A Câmara Municipal se comprometeu a defender o pagamento de 60% dos valores oriundos dos precatórios à categoria durante uma audiência pública realizada na semana passada, que discutiu o veto do presidente Bolsonaro (sem partido) ao parágrafo único do artigo 7º da Lei 14057/2020. O parágrafo vetado garantia “pelo menos 60% do seu montante para os profissionais do magistério ativos, inativos e pensionistas”. Professores estão se mobilizando para pressionar deputados e senadores a derrubarem o veto [entenda a justificativa do governo abaixo].
A presença dos professores, vindos em carreta, levou o presidente Alex Tanuri (PP) a suspender a sessão ordinária e, como ainda não é permitido o acesso às galerias, devido a pandemia, os parlamentares presentes se encontraram com o grupo na área externa da Câmara para receber o documento.

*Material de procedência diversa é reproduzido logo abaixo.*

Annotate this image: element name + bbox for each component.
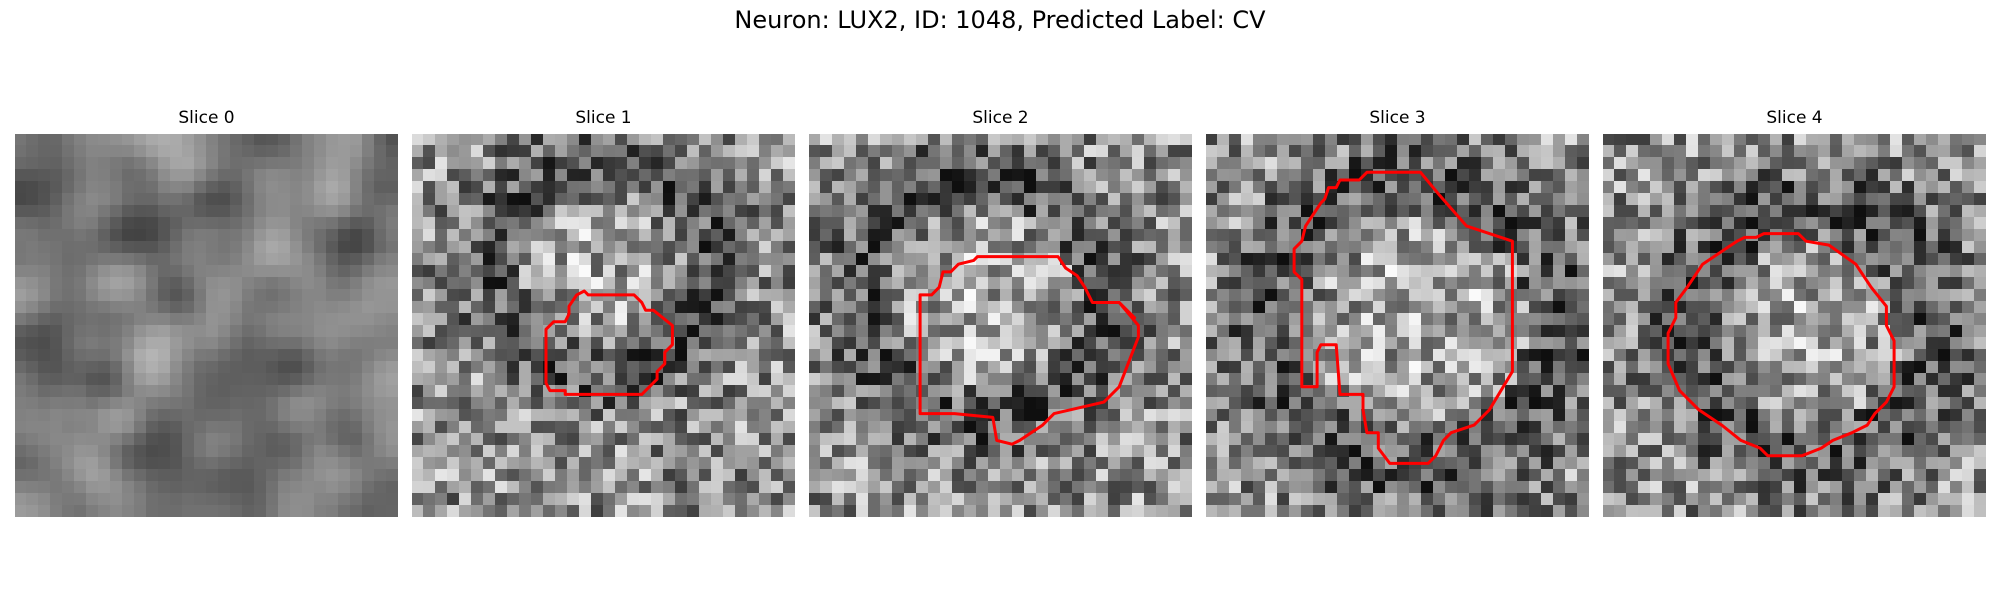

“Esse documento solicita dos vereadores e do prefeito comprometimento em se, não for derrubado o veto do presidente em relação aos precatórios do FUNDEF, que eles garantam 60% dos valores oriundos do FUNDEF para os professores”, esclareceu a líder do grupo, Rosilda Marques da Silva.

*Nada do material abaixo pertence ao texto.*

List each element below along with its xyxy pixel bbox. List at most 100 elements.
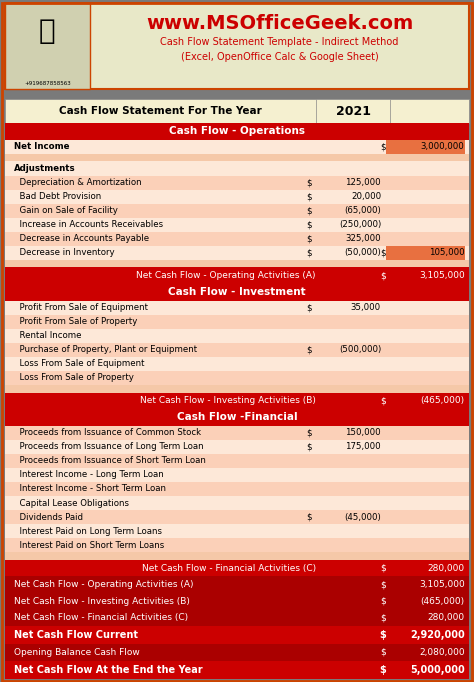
Bar xyxy=(316,99,390,123)
Text: 150,000: 150,000 xyxy=(346,428,381,437)
Text: Profit From Sale of Property: Profit From Sale of Property xyxy=(14,317,137,326)
FancyBboxPatch shape xyxy=(5,3,90,89)
Bar xyxy=(5,440,469,454)
Text: Interest Paid on Short Term Loans: Interest Paid on Short Term Loans xyxy=(14,541,164,550)
Text: 175,000: 175,000 xyxy=(346,443,381,451)
Text: $: $ xyxy=(380,648,386,657)
Text: Rental Income: Rental Income xyxy=(14,331,82,340)
Text: Increase in Accounts Receivables: Increase in Accounts Receivables xyxy=(14,220,163,229)
Bar xyxy=(5,385,469,393)
Text: (65,000): (65,000) xyxy=(344,206,381,215)
Bar xyxy=(5,284,469,301)
Bar xyxy=(5,190,469,204)
Text: Adjustments: Adjustments xyxy=(14,164,76,173)
Text: (50,000): (50,000) xyxy=(344,248,381,257)
Text: (250,000): (250,000) xyxy=(339,220,381,229)
Bar xyxy=(5,454,469,468)
Text: $: $ xyxy=(306,428,311,437)
Bar xyxy=(5,123,469,140)
Text: $: $ xyxy=(306,248,311,257)
Bar xyxy=(5,560,469,576)
Text: +919687858563: +919687858563 xyxy=(24,80,71,86)
Bar xyxy=(5,610,469,626)
Text: 5,000,000: 5,000,000 xyxy=(410,665,465,674)
Text: (465,000): (465,000) xyxy=(420,396,465,405)
Text: 2,080,000: 2,080,000 xyxy=(419,648,465,657)
Text: $: $ xyxy=(306,220,311,229)
Text: 👤: 👤 xyxy=(39,16,56,45)
Text: Net Cash Flow - Investing Activities (B): Net Cash Flow - Investing Activities (B) xyxy=(14,597,190,606)
Bar xyxy=(386,140,465,154)
Text: Gain on Sale of Facility: Gain on Sale of Facility xyxy=(14,206,118,215)
Text: Opening Balance Cash Flow: Opening Balance Cash Flow xyxy=(14,648,140,657)
Text: $: $ xyxy=(380,271,386,280)
Text: 325,000: 325,000 xyxy=(346,234,381,243)
Text: 20,000: 20,000 xyxy=(351,192,381,201)
Bar xyxy=(5,524,469,538)
Text: 280,000: 280,000 xyxy=(428,613,465,623)
Bar xyxy=(5,314,469,329)
Text: $: $ xyxy=(306,178,311,187)
Text: $: $ xyxy=(306,345,311,354)
Text: Interest Income - Long Term Loan: Interest Income - Long Term Loan xyxy=(14,471,164,479)
Text: Net Cash Flow - Investing Activities (B): Net Cash Flow - Investing Activities (B) xyxy=(140,396,316,405)
Bar xyxy=(5,246,469,260)
Text: Cash Flow Statement For The Year: Cash Flow Statement For The Year xyxy=(59,106,262,116)
Text: $: $ xyxy=(380,248,386,257)
Text: 3,105,000: 3,105,000 xyxy=(419,271,465,280)
Bar xyxy=(386,246,465,260)
Text: Proceeds from Issuance of Long Term Loan: Proceeds from Issuance of Long Term Loan xyxy=(14,443,204,451)
Bar xyxy=(5,626,469,644)
Bar xyxy=(5,593,469,610)
Bar xyxy=(5,393,469,409)
Text: Interest Paid on Long Term Loans: Interest Paid on Long Term Loans xyxy=(14,527,162,535)
Text: $: $ xyxy=(380,396,386,405)
Bar xyxy=(5,482,469,496)
Bar xyxy=(5,426,469,440)
Text: $: $ xyxy=(380,563,386,573)
Bar xyxy=(5,343,469,357)
Text: Net Cash Flow - Operating Activities (A): Net Cash Flow - Operating Activities (A) xyxy=(137,271,316,280)
Text: (500,000): (500,000) xyxy=(339,345,381,354)
Bar xyxy=(5,496,469,510)
Text: 3,105,000: 3,105,000 xyxy=(419,580,465,589)
Text: 280,000: 280,000 xyxy=(428,563,465,573)
Text: (Excel, OpenOffice Calc & Google Sheet): (Excel, OpenOffice Calc & Google Sheet) xyxy=(181,53,379,62)
Text: Interest Income - Short Term Loan: Interest Income - Short Term Loan xyxy=(14,484,166,494)
Text: 125,000: 125,000 xyxy=(346,178,381,187)
Bar xyxy=(5,468,469,482)
Bar xyxy=(5,329,469,343)
Text: Loss From Sale of Equipment: Loss From Sale of Equipment xyxy=(14,359,145,368)
Text: Capital Lease Obligations: Capital Lease Obligations xyxy=(14,499,129,507)
Text: $: $ xyxy=(380,580,386,589)
Bar xyxy=(5,175,469,190)
Text: Bad Debt Provision: Bad Debt Provision xyxy=(14,192,101,201)
Bar xyxy=(5,301,469,314)
Text: $: $ xyxy=(380,143,386,151)
Text: $: $ xyxy=(306,303,311,312)
Text: Net Cash Flow - Financial Activities (C): Net Cash Flow - Financial Activities (C) xyxy=(142,563,316,573)
Text: 105,000: 105,000 xyxy=(429,248,465,257)
Bar xyxy=(5,552,469,560)
Bar xyxy=(5,140,469,154)
Text: 2021: 2021 xyxy=(336,104,371,117)
Bar xyxy=(5,357,469,371)
Text: Decrease in Accounts Payable: Decrease in Accounts Payable xyxy=(14,234,149,243)
Bar xyxy=(5,371,469,385)
Text: $: $ xyxy=(306,513,311,522)
Text: 35,000: 35,000 xyxy=(351,303,381,312)
Bar xyxy=(5,162,469,175)
Bar xyxy=(5,538,469,552)
Text: Net Income: Net Income xyxy=(14,143,70,151)
Bar xyxy=(5,661,469,679)
Text: 2,920,000: 2,920,000 xyxy=(410,630,465,640)
Text: (465,000): (465,000) xyxy=(420,597,465,606)
Bar xyxy=(5,409,469,426)
Bar xyxy=(5,510,469,524)
Text: $: $ xyxy=(379,665,386,674)
Bar xyxy=(5,154,469,162)
Text: $: $ xyxy=(306,192,311,201)
Bar xyxy=(5,576,469,593)
Text: 3,000,000: 3,000,000 xyxy=(421,143,465,151)
Bar xyxy=(5,260,469,267)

O presidente ressaltou que a carta seria assinada. “Quero informar que o Professor Nilson (Vereador Nilson Alves Barbosa – PSDB), juntamente com a Comissão de Educação, está fazendo um documento que nós prometemos do Poder Legislativo para todos os professores e servidores da Educação. Essa luta hoje não é só de vocês, essa luta é nossa de todos nós vereadores e vamos nos empenhar ao máximo”, finalizou Alex Tanuri.
Justificativa do governo
De acordo com o governo, a medida destoa de recomendação do Tribunal de Contas da União (TCU), segundo a qual os recursos oriundos de precatórios do Fundef não podem ser empregados em pagamentos de rateios, abonos indenizatórios, passivos trabalhistas ou previdenciários e remunerações ordinárias dos profissionais da Educação. Ademais, segundo a justificativa do Planalto, a medida altera a aplicação específica das verbas do Fundef e desloca recursos vinculados ao uso exclusivo na melhoria da educação para o custeio de inativos e pensionistas.
Origem dos precatórios
Os precatórios do Fundef têm origem em ações movidas por municípios contra a União entre 1994 e 2006. As prefeituras alegavam que o Ministério da Educação cometeu erros no cálculo do valor repassado por meio do Fundef. Os julgamentos foram favoráveis aos municípios e geraram precatórios que, somados, chegam a R$ 90 bilhões.